Though I don't recall when it began -- maybe with Rope as just discussed? -- I've been obsessed with one-take scenes for what seems like forever. You know the kind. It's that thrilling moment when the editor seems to go out for a smoke break and the director allows the film and/or performances to fully breathe. That free breathing is probably an illusion since the scenes must be rigidly corseted by the technical and performative choreography required to get it all without "coverage".
When you see a great one take scene or film, even if that "one" take is partly a matter of film trickery (examples: Atonement, Children of Men basically the entirety of Alfred Hitchcock's Rope and Aleksandr Sukorov's Russian Ark and a scene we just discussed from 25 years ago in Peggy Sue Got Married) it can be hard to return to the world of "regular" filmmaking with its generic one and a ½ second cuts composed of plentiful coverage. Over the shoulder. Close up. Over the shoulder. Repeat for billions of converszzzzzzzzzz
I'm sorry I fell asleep.
So why do so few film directors trust in the highwire potency of long or single takes? Are they too difficult to pull off? Are film actors that unable to sustain themselves throughout emotional hairpin turns the way stage actors can 8 shows a week for hours at a time? Do people think the audience will get bored (a falsity since these scenes are usually THE talking points of their movies)?
If they're so hard to pull off why do music videos with significantly lower budgets than movies keep selling them so well?
The latest one I saw was the low budget but high entertainment "Party Girl" by XELLE
Absolutely hot.
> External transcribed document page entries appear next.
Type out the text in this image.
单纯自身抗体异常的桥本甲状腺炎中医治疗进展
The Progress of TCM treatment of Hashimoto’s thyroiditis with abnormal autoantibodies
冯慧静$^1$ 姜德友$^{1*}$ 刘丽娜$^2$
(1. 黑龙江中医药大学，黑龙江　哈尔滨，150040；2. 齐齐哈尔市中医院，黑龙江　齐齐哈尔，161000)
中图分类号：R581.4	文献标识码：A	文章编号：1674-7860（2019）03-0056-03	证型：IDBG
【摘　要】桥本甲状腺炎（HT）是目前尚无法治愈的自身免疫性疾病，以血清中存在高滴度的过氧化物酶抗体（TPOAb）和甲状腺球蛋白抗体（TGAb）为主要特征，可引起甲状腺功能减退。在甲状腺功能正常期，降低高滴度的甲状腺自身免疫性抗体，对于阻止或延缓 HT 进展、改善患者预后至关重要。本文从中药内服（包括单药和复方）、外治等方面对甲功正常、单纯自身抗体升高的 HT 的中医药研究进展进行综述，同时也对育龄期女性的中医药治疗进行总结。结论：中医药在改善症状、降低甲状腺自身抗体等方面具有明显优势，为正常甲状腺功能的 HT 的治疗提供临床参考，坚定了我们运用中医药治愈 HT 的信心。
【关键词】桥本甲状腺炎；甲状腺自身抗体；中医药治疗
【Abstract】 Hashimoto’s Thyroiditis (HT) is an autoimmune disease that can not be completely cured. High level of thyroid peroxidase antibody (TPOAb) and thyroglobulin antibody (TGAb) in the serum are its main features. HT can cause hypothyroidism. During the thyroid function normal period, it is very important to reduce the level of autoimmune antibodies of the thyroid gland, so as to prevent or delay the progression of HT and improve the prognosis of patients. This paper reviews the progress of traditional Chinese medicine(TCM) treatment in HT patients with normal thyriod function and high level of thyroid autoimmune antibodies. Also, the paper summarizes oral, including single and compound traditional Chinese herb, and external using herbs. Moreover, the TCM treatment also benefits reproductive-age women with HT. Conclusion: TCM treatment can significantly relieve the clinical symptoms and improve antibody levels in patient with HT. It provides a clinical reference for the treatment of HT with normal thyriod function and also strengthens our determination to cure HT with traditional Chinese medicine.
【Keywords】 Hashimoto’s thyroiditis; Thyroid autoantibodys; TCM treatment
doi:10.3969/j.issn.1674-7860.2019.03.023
Think of the rehearsal time required just to time things like that glitter blow? But it works, don't you think?
And I've already expressed my love for both Robyn's "Call Your Girlfriend" - just her dancing in a gym but with all the lighting tricks it's just totally a great watch -- and Cosmo's Jarvis "Gay Pirate" which is both sing-a-long fun and actually moving.
Although it's NOT a one take video, this REM "üBerlin" video starring rising actor Aaron Johnson (directed by his partner Sam Taylor-Wood) breathes enough to suggest that it wanted to be one and would have been a classic video instead of just a frisky uninhibited one, if it were.
So I ask in full sincerity...
Why are today's directors so afraid of letting a moment play out without zillions of edits? If music videos -- which were once blamed for shortening the average shot length in movies -- can ironically use them so often now, why can't today's full length pictures?